# Sidney Snashall 1891 -1961



## wilf (Dec 2, 2006)

And I thought it would be easy. I have been trying to find more about my wife's Granddad born 1891.We knew that his sea time must have started WW1 or before with HMS Wildfire perhaps HMS Indomitable and continued through to 1950's, also that he served a lot of time with Eagle Oil into ww2 as did at least 2 of his sons..I went online paid my £6.99 as a Start but all I have found so far is his card.This just lists from 1919 to 1921.Three ships are named but the others are shown as Reg no's .How might I find these ships names from reg no's?
Could there be no more of his service history than this and what may I need to ask for? I had hoped for a list through to 1941 and onward. Help pointing me in the right direct would help greatly . If you are able to help,Thanks, Alan.


----------



## Hugh MacLean (Nov 18, 2005)

Hello Wilf,
Here is his service record for WW1, he would have served in the RNR. The file is held at Kew in piece *BT 377/7/83067* and can be downloaded for £3.30.

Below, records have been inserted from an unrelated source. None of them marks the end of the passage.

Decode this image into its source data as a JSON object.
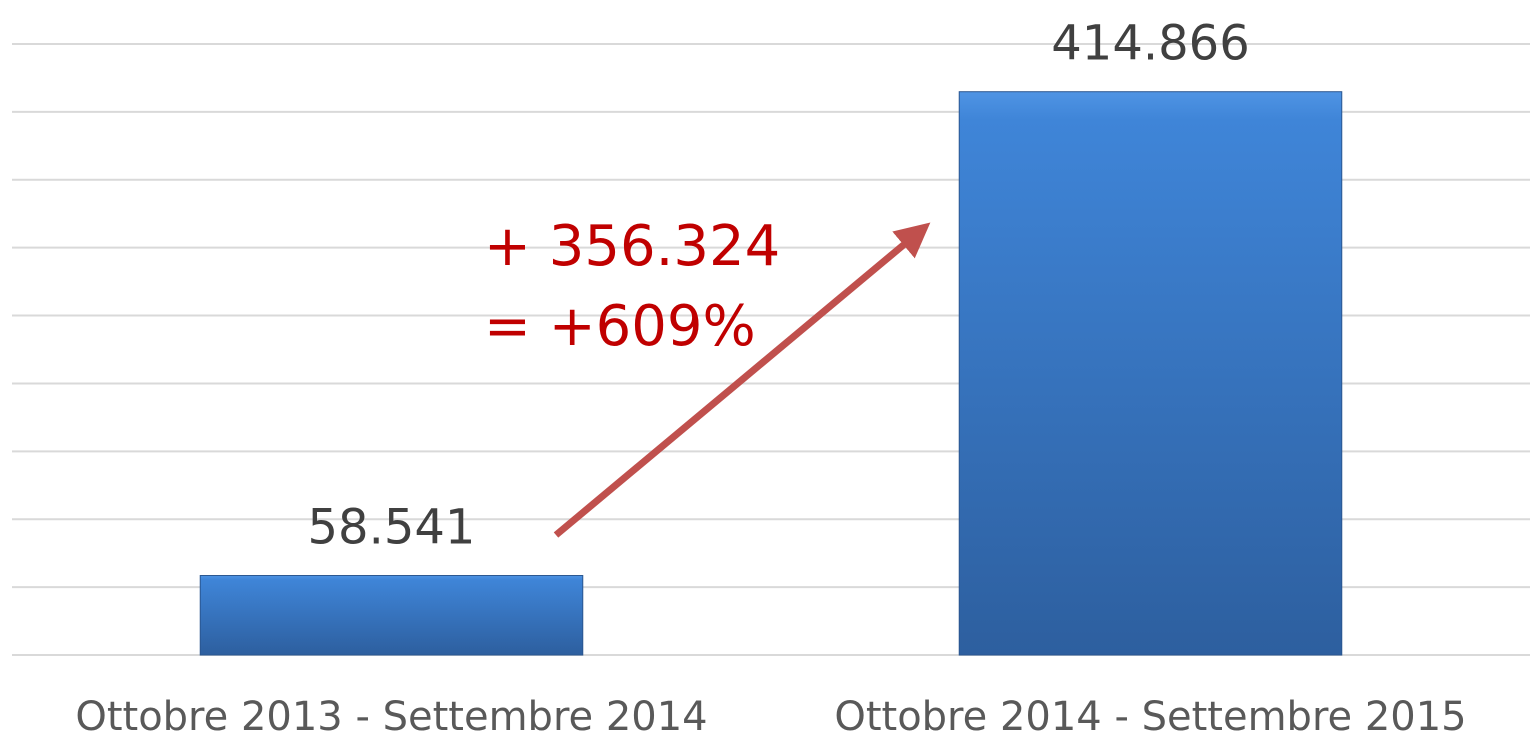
{
  "chart_data": {
    "type": "bar",
    "categories": [
      "Ottobre 2013 - Settembre 2014",
      "Ottobre 2014 - Settembre 2015"
    ],
    "values": [
      58541,
      414866
    ],
    "value_labels": [
      "58.541",
      "414.866"
    ],
    "color": "#3a78c8",
    "ylim": [
      0,
      450000
    ],
    "yticks": [
      0,
      50000,
      100000,
      150000,
      200000,
      250000,
      300000,
      350000,
      400000,
      450000
    ],
    "grid": true,
    "annotations": [
      "+ 356.324",
      "= +609%"
    ]
  }
}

The CR10 card only records service from 1919-1921 so is quite limited. Other cards such as CR1 and CR2 may not have survived. WW2 records are held at Kew in a different series of records, details later unless someone can advise in the meantime. 

The numbers on the CR10 refer to the following ships.

123992 - RFA NUCULA 
143371 - INVERARDER
141928 - CROMARTY FIRTH

See - http://www.crewlist.org.uk/data/vesselsnum.php

Regards
Hugh


----------



## stan mayes (Jul 22, 2006)

Hi Wilf,
I knew your granddad Syd Snashall for many years when he was sailing as a pumpman wih Eagle Oil Co ...Also knew all his family in Tilbury.
I sailed with Arthur (Mick) AB and Ron 2nd Steward in San Emiliano 1941/42.
The other sons were Charlie and David.Charlie was a greaser and David was an
apprentice and 3rd Mate with Eagle Oil Co..Fred was in the Royal Navy.
The Snashall family were a credit to the Merchant Navy as all served all through the war.
Regards,
Stan


----------



## sidsal (Nov 13, 2007)

What a mine of information your are Stan.
As a country we owe you and those other brave men who served in tankers so much.
Hope you are keeping well
God bless
Sid


----------



## Roger Griffiths (Feb 10, 2006)

Hello Wilf,
Thanks to Stans post some more info on your grandad.
http://discovery.nationalarchives.gov.uk/SearchUI/Details?uri=D4323009
http://discovery.nationalarchives.gov.uk/SearchUI/Details?uri=D8096739
He should have a form CRS10 which should give details of his career from 1941 until he left the MN if anywhere it will be available from here
http://discovery.nationalarchives.gov.uk/SearchUI/details?Uri=C10989906
It appears that no seamans pouch. (which should show his service 1921-1941) Has survived.

regards
Roger


----------



## Hugh MacLean (Nov 18, 2005)

The attached shows his WW1 medal entitlement for service in the RNR.
British War Medal, 1914-15 Star, Victory Medal.

Regards
Hugh


----------



## wilf (Dec 2, 2006)

Thanks shipmates for all your help I never doubted you would have come up trumps..Sid was actually Mrs wilfs Granddad I regret I did not know him well he passed away about one week after we arrived back on Orcades late 61 he had been back from Oz about 2 weeks.This series of events started with me trying to help Ron Snashall's son Alan fill in the gaps . He had already had most info about his father and uncle Arthur (mick) Our Stan's Shipmates but nothing at all about his Grandfather Sid. As Alan lives in OZ I am tracing what I can from here .Thanks for the help so far..Alan.


----------